Suara.com - Gunung Agung setinggi 3.142 meter di atas permukaan laut (mdpl) merupakan salah satu dari tiga gunung di Bali, yang keberadaannya disakralkan masyarakat setempat sebagai tempat pelaksanaan ritual "Mulang Pekelem" dalam rangkaian upacara besar di Pura Besakih.
Di lereng kaki gunung tertinggi di Pulau Dewata itu terdapat Pura Besakih, yang terdiri atas 16 kompleks yang menjadi satu kesatuan tempat suci terbesar umat Hindu yang menyimpan ketenangan dan kedamaian serta menjadi pusat perhatian umat. Tidak hanya itu, lereng gunung itu juga sering menjadi tempat upacara suci masyarakat dari puluhan desa di lereng itu.
Berdasarkan catatan sejarah, gunung tertinggi di Bali itu sebelumnya telah terjadi empat kali meletus, yakni tahun 1808, 1821, 1842 dan 1963. Dari empat letusan tersebut, tidak pernah menyentuh Pura Besakih.
Ketua Parisada Hindu Dharma Indonesia (PHDI) Provinsi Bali Prof Dr. I Gusti Ngurah Sudiana menyatakan fakta sejarah itu membuat para pangemong dan pemangku Pura Besakih tetap meyakini kalaupun terjadi erupsi Gunung Agung pada tahun ini (2017), maka hal itu juga tidak akan menyentuh pratima-pratima dan benda-benda suci yang disakralkan di kawasan Pura Besakih.
Baca Juga: Tiga Pesawat Nirawak Dikerahkan Pantau Gunung Agung
Berdasarkan hasil rapat dengan para pangemong (penanggung jawab wilayah) dan pemangku (pemuka agama) Pura Besakih bahwa benda-benda sakral yang disucikan dan tersebar pada 16 kompleks itu tidak akan dipindahkan, meskipun status Gunung Agung sudah pada Level Awas (IV) sejak 22 September 2017 atau kini hampir tiga minggu.

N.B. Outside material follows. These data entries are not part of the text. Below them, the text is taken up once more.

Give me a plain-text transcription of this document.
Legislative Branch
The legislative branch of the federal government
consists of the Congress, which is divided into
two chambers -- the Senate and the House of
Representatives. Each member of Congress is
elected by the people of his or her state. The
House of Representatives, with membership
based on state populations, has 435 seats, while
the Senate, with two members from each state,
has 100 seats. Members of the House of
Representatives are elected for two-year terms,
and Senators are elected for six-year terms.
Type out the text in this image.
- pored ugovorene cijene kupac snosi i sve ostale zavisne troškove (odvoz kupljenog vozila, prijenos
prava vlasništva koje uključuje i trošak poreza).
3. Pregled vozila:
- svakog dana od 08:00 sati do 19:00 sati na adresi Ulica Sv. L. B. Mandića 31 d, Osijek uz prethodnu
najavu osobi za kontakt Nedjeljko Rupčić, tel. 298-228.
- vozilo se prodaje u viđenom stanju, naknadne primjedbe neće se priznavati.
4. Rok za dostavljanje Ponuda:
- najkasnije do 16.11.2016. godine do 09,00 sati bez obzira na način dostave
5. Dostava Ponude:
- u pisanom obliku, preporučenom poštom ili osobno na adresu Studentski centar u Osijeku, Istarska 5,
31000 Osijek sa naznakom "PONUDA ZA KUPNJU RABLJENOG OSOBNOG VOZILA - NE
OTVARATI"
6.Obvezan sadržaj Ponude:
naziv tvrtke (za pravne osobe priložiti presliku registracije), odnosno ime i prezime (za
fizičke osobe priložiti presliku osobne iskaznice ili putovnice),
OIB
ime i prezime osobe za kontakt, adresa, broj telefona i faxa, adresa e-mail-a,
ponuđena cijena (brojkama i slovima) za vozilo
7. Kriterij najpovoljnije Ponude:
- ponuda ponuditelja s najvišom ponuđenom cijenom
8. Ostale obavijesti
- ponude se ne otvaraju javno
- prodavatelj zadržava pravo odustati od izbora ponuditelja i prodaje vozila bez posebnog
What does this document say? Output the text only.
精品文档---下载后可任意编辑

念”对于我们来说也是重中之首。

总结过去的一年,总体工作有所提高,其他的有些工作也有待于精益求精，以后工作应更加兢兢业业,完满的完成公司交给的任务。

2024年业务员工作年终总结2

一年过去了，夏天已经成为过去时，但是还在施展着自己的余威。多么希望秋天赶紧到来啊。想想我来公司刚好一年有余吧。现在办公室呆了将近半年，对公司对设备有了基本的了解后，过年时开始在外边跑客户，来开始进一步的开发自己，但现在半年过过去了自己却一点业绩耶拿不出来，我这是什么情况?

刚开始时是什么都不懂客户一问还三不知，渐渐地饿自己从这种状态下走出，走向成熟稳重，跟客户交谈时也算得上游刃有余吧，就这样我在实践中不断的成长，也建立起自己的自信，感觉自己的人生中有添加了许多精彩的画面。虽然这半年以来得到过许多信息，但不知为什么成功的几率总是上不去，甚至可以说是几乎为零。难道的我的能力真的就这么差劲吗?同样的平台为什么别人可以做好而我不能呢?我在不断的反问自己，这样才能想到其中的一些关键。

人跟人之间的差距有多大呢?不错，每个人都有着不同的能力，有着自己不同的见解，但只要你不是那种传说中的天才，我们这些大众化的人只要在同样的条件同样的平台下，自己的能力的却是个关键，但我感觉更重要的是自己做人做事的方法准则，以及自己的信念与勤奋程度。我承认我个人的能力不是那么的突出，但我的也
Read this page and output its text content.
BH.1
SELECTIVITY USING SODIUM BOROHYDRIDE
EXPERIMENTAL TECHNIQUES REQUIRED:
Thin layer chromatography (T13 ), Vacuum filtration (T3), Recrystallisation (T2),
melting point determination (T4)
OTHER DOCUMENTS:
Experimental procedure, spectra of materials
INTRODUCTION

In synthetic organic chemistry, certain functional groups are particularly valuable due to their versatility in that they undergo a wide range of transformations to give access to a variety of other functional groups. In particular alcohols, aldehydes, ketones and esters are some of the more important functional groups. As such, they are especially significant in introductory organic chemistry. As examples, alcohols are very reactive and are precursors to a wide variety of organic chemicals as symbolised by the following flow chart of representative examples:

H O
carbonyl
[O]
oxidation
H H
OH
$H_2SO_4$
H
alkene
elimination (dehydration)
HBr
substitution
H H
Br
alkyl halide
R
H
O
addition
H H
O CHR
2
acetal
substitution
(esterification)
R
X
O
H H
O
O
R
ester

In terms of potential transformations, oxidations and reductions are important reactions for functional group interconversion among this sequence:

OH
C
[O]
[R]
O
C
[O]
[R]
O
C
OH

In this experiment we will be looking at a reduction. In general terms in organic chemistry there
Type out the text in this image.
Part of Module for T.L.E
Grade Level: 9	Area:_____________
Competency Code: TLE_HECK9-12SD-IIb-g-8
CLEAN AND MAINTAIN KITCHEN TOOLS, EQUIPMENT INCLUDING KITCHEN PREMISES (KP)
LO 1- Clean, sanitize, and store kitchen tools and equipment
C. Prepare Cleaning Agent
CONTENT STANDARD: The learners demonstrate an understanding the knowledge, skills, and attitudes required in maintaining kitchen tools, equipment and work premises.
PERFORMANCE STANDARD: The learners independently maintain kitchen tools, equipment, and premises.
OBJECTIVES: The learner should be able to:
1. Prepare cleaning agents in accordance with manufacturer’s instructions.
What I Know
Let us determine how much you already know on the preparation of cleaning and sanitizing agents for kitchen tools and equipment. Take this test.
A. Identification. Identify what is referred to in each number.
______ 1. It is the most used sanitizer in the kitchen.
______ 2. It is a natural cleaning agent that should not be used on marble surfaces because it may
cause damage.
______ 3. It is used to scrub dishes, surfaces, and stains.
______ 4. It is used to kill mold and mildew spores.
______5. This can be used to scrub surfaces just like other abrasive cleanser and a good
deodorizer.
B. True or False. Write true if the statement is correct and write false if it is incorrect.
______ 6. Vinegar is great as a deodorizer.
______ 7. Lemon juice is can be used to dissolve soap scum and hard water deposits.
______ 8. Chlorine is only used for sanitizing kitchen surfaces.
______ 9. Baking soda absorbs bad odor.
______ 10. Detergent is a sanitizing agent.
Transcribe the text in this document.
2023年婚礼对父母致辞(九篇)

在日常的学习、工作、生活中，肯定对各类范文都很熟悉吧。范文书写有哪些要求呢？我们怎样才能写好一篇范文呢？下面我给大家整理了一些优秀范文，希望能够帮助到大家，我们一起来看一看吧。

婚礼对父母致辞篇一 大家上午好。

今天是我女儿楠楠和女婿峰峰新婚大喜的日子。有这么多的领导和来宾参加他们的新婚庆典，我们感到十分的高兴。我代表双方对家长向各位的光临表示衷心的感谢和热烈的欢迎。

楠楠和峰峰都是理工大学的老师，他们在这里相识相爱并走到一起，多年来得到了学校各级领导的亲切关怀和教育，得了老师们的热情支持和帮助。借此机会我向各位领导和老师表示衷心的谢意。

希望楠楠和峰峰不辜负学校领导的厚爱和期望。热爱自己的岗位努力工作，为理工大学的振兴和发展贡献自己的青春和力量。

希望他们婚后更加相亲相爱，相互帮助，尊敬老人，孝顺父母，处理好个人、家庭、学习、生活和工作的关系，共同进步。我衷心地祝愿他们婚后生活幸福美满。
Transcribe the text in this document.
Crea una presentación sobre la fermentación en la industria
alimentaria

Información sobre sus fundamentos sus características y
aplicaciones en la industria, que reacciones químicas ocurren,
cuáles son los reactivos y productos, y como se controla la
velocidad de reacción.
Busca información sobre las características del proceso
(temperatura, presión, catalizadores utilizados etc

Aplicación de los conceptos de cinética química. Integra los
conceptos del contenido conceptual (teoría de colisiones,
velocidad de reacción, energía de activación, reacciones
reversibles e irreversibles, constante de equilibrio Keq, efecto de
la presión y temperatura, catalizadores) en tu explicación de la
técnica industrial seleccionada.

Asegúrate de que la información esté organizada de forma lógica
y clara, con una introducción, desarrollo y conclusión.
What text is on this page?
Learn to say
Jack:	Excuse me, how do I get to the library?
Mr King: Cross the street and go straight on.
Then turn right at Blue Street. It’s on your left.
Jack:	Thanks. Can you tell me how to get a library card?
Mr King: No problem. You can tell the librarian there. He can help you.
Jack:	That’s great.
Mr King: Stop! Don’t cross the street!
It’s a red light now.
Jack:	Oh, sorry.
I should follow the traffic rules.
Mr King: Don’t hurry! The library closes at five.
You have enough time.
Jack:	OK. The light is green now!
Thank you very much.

Sejak 22 September 2017, Pusat Vulkanologi dan Mitigasi Bencana Geologi (PVMBG) Badan Geologi Kementerian Energi dan Sumber Daya Mineral menetapkan wilayah steril yang semula radius 6 kilometer dari puncak gunung itu diperluas menjadi 9 kilometer, serta ditambah perluasan wilayah sektoral yang semula 7,5 kilometer menjadi 12 kilometer ke arah utara, timur laut, tenggara, dan selatan-barat daya.
Penetapan kawasan rawan oleh PVMBG itu memasukkan kawasan suci itu dalam radius berbahaya, sehingga kawasan suci Pura Besakih yang masuk dalam radius wilayah berbahaya pun harus dikosongkan.
Namun, puluhan para pemimpin upacara umat Hindu (pemangku) di Pura Besakih setiap hari melakukan doa agar keadaan pura tetap aman dan masyarakat juga selamat di tengah kemungkinan terjadinya erupsi Gunung Agung.
Mereka didampingi aparat keamanan serta staf dari Badan Penanggulangan Bencana Daerah (BPBD) Kabupaten Karangasem agar mereka terhindar dari hal-hal yang tidak diinginkan jika terjadi erupsi Gunung Agung.
Baca Juga: Di Tengah Erupsi, Pengungsi Gunung Agung Buat Kerajinan
Demikian pula, untuk menghindari berpindahnya benda sakral ke tangan-tangan yang tidak bertanggung jawab, juga telah dilakukan koordinasi dengan aparat keamanan dalam bentuk keamanan terpadu.